En Inde, j’avais appris l’art de la miniature et je me suis lancée dans l’apprentissage des papiers découpés, avec une artiste de Rougemont qui m’a hébergée quelques mois. Je me suis vite affranchie de la tradition en créant de petits univers. Ils étaient drôles, inquiétants, oniriques, un peu fous, et tout blancs. Ceux que j’avais dans la tête depuis que j’étais une enfant.
De retour à Genève, j’ai présenté mon travail à la galerie Krisal, à Carouge. Christine Ventouras, la propriétaire, a accepté de m’exposer. Le jour du vernissage, ni elle, ni moi, ne nous attendions à recevoir la visite du directeur général d’une maison de luxe qui m’a demandé de réaliser la décoration de Noël des vitrines de leurs boutiques de Genève, Lausanne et Zürich.
Il faut croire que mes œuvres ont plu car elles ont fait le tour des réseaux sociaux de manière virale.

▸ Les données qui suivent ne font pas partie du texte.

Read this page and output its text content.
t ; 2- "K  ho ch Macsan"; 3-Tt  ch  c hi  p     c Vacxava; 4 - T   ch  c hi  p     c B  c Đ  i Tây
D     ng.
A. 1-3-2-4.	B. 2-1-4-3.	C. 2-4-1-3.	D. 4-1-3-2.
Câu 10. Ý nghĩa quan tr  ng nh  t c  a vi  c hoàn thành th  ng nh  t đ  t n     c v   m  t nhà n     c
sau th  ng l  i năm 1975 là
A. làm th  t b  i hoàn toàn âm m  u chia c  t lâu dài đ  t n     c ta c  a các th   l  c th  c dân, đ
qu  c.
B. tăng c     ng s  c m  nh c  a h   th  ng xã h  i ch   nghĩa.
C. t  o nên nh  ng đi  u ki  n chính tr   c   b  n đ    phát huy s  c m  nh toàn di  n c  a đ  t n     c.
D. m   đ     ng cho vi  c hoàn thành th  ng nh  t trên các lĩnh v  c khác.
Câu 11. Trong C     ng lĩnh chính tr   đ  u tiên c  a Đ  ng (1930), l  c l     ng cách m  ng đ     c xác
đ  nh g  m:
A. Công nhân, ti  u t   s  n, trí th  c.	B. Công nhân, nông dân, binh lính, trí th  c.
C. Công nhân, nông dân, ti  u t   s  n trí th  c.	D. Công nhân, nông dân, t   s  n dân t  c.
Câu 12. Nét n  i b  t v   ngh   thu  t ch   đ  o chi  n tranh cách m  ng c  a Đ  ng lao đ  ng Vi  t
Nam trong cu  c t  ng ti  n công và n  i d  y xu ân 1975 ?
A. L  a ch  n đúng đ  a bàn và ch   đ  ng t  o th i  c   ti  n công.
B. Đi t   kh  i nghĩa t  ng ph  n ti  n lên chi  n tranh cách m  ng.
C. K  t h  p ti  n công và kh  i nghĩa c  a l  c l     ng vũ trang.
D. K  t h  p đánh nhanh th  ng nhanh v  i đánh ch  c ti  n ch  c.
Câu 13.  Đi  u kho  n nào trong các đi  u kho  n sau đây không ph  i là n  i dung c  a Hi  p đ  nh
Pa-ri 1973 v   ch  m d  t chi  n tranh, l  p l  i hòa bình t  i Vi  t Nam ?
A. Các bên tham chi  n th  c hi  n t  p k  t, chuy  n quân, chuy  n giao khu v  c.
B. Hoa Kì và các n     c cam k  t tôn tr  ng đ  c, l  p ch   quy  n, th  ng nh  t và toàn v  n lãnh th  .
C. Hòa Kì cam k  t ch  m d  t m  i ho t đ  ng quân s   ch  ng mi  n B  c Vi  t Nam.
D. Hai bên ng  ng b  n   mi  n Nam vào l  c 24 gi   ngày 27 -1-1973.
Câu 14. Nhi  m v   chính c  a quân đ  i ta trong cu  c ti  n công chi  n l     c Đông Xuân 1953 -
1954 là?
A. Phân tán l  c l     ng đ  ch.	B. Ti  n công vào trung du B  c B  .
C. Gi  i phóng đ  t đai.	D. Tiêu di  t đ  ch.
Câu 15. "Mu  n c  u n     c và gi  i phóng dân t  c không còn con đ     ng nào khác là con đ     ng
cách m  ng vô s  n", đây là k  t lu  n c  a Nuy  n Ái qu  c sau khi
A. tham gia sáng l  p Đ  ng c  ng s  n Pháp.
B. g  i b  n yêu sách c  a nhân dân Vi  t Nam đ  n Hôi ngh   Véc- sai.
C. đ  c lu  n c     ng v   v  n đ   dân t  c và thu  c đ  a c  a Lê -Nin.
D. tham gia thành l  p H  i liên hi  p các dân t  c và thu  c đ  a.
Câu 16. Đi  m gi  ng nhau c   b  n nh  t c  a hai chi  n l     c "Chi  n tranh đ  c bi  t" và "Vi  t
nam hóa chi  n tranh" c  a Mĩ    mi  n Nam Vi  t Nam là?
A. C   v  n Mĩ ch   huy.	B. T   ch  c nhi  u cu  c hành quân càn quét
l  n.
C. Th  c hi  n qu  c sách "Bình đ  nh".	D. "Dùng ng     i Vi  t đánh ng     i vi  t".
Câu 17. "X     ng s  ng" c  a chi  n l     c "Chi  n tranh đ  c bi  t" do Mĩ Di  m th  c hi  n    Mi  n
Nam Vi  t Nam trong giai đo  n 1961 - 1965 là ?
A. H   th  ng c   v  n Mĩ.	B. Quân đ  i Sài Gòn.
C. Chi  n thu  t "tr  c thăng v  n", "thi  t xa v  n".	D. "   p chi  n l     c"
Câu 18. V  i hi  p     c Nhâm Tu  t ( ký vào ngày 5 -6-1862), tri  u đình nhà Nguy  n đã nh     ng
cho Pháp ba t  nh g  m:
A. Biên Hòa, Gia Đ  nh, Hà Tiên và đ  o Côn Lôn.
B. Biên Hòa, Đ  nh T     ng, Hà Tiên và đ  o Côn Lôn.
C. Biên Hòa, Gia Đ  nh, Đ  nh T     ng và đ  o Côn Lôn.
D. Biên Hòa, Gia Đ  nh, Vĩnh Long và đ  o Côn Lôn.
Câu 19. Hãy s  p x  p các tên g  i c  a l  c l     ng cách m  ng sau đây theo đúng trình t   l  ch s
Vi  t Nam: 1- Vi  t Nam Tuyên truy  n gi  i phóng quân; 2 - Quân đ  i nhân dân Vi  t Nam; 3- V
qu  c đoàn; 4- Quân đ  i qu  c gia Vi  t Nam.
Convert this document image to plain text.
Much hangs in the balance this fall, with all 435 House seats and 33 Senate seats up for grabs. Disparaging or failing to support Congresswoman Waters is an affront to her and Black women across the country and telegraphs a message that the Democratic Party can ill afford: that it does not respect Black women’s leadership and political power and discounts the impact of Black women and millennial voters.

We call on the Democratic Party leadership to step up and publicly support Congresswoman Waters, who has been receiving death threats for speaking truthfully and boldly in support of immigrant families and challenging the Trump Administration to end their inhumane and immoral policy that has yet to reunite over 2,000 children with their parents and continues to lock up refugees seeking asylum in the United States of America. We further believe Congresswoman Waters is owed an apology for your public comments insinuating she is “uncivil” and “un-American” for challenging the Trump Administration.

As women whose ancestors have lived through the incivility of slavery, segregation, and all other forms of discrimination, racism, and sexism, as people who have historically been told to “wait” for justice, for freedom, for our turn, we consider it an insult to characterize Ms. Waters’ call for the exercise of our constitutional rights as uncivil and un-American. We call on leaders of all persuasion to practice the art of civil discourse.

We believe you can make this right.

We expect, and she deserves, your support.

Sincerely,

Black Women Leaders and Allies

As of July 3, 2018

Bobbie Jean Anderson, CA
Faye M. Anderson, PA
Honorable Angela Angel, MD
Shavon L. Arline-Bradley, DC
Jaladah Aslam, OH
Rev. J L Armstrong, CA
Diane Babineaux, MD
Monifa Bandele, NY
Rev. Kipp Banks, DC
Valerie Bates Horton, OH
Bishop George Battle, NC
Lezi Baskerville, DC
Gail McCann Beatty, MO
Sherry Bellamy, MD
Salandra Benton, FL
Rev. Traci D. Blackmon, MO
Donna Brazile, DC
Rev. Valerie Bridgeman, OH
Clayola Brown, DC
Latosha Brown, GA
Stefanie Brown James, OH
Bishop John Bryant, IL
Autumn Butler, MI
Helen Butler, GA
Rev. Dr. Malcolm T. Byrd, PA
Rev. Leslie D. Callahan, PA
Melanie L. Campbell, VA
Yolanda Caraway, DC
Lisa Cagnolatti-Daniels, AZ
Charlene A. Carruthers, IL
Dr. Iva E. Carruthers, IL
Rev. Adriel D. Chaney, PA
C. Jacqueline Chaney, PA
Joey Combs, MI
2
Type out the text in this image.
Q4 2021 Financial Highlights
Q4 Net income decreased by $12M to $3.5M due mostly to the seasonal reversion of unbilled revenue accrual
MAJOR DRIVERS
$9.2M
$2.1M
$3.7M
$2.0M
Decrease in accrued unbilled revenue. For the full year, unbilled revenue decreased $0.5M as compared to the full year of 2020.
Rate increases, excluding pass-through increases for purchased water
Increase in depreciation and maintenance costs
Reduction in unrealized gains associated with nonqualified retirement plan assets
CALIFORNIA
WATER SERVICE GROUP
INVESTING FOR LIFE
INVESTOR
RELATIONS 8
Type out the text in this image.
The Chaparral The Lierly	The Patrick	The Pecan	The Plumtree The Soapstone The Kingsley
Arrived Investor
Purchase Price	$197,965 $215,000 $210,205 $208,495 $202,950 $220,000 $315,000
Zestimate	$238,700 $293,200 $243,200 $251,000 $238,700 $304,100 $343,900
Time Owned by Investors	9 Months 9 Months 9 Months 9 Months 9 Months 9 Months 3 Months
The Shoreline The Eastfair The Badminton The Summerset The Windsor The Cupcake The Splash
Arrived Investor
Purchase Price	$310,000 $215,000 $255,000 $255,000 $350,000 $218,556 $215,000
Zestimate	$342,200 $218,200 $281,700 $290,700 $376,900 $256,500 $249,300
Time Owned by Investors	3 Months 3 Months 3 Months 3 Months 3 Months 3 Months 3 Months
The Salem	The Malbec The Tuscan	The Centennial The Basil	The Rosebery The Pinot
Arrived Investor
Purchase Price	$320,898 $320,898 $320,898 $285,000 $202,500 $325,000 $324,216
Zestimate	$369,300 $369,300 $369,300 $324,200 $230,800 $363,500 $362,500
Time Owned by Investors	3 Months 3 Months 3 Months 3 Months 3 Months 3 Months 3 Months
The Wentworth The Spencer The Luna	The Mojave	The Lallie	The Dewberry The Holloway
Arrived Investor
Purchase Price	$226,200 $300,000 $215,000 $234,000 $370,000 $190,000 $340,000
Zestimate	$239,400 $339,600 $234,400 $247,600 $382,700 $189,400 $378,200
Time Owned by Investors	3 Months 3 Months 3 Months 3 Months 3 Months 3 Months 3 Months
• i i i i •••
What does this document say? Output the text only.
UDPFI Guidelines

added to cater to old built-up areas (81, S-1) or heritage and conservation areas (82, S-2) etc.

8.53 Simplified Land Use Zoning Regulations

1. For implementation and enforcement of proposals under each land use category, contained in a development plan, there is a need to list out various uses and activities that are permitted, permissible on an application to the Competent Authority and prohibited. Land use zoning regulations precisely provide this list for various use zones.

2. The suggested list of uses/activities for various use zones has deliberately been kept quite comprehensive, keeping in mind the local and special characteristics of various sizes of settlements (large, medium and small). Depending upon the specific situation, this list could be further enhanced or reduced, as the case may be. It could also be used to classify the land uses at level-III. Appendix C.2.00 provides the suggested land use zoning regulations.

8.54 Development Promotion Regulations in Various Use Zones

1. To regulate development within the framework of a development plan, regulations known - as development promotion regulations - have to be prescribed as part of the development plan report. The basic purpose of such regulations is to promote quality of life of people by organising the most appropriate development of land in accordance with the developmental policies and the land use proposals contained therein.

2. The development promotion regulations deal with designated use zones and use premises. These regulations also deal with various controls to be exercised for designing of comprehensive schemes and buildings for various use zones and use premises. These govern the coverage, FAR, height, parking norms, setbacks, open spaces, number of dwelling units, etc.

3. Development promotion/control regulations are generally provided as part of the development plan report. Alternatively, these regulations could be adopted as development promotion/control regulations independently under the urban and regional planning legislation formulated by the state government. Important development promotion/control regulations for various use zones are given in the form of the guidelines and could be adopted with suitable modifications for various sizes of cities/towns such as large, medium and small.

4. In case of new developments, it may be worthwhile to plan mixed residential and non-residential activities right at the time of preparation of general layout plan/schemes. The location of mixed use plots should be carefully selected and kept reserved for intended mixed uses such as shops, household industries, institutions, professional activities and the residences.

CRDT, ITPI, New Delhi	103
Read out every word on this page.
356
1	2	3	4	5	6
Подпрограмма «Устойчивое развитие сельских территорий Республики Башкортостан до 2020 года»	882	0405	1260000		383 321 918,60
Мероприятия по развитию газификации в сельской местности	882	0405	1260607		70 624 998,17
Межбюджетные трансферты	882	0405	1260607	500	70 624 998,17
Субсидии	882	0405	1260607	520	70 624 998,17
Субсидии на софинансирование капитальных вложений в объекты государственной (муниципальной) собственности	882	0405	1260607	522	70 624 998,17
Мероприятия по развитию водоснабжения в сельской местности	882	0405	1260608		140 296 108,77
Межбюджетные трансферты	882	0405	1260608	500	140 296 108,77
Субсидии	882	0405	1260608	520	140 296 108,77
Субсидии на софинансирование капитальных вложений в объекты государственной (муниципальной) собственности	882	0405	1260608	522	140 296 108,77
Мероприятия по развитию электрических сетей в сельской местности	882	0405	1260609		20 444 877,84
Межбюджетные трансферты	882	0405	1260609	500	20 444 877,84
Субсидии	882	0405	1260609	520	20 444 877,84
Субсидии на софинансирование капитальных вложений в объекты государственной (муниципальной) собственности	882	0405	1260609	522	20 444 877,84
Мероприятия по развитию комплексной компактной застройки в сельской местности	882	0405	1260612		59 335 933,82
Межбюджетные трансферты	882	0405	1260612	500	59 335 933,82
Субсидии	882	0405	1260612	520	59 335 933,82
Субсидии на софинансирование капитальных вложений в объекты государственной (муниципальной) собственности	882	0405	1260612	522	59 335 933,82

Au point qu’un jour, le siège parisien de la marque m’a appelée et m’a commandé des découpages pour leurs boutiques de Paris. D’autres maisons ont suivi. J’ai fait le buzz un moment. Un éditeur a même consacré un ouvrage à mes petits papiers. Un livre pop-up. Mon père ne m’en a jamais parlé, mais d’après ma mère, il conserve tous les articles qui parlent de moi, dans un tiroir de son bureau qu’il a fermé à clef. C’est tellement à son image…
Ce soir, je me prélasse dans la chambre, tout en haut de la tour. C’est celle que je préfère. Elle possède un lit à baldaquin de princesse dans lequel je me laisse engloutir tout entière. Le papier peint est un mélange de rayures et de guirlandes de fleurs. J’ai le sentiment que rien de grave ne peut m’arriver dans cette chambre-là. GrandMa à pris soin de cueillir pour moi un bouquet de roses anciennes tardives, qu’elle élève dans sa roseraie. Des qui sentent le loukoum et qui portent un nom de princesse, j’ai oublié lequel.
Je me prépare en écoutant Gloria, pas le « Gloria in excelsis Deo » de Bach, auquel on aura droit à minuit, mais le Gloria de Patti Smith, GLORIA, G.L.O.R.I.A, GLORIA. la chanson préférée de ma mère. En ce soir de Noël, pour une fois, il n’y aura pas de règlements de comptes façon Festen. Tous les méchants comptables ont été comme par magie exclus par le tirage sort (truqué, le sort).
J’allume la bougie que ma grand-mère a fait déposer dans ma chambre. Elle s’appelle Roses, évidemment. Si elle avait pu, GrandMa aussi aurait envoyé valser le beau destin que ses parents avaient dessiné pour elle. Mais elle n’a pas osé. Elle est née juste après la fin de la Seconde Guerre mondiale, et dans son milieu, cela ne se faisait pas.
Je regarde la flamme qui danse et me fais cette promesse : toujours, oui, toujours je danserai ma vie, pour moi et pour toutes les femmes de notre lignée qui n’ont pas eu la chance de recevoir la liberté en héritage.